Over my many years of writing about books, there have been exceptional ones published that defy normal reviewing – books that are so poignant in reflecting a particular point in time through an individual’s experience that they are effectively beyond any critical comment. Once verified, they stand entirely on their own in what they communicate. Examples of such works are the Sarajevo diary of Zlata Filipović or the bird watching journals of Jonathan Trouern-Trend from his tours of duty during the U.S.-Iraq War. To these has been recently added Michal Skibinski’s summer holiday handwriting assignment from 1939, recently published under the title I Saw a Beautiful Woodpecker.
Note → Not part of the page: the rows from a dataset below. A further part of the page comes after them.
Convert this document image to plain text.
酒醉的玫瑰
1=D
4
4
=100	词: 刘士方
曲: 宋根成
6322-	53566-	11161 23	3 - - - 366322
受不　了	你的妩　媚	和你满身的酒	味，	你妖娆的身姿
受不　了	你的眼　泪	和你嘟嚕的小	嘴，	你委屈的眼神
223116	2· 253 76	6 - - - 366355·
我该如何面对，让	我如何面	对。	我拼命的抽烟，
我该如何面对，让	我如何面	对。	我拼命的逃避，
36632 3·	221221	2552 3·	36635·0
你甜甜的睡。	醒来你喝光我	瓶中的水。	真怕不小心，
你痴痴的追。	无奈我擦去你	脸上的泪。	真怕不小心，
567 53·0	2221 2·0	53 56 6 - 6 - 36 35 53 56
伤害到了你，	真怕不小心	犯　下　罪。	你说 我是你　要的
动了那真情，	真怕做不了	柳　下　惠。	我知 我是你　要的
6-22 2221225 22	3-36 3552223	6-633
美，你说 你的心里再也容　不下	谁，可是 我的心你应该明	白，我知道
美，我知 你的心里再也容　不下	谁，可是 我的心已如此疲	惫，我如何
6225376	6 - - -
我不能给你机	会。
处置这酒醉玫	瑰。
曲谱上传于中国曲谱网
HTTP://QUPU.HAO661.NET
In 1939, the then eight-year-old Mr. Skibinski’s teacher set him an assignment to keep a journal, entering one sentence each day over the summer break from school. The fact that this summer break, and all the entries he made during it, occurred in his native Poland, a nation that the National Socialist government of Germany military forces invaded on the first day of September of that year, makes young Michal’s innocent observations of nature and other aspects of daily life astonishingly poignant.

Translated by Eliza Marciniak and thoroughly illustrated by Ala Bankroft, this very brief book speaks volumes about how transient the normal, seemingly insignificant small moments of life we all experience each day truly are, and how, at the whim of a egomaniacal madman raised to power by a benighted, bankrupted citizenry, they can be stripped away in the blink of an eye.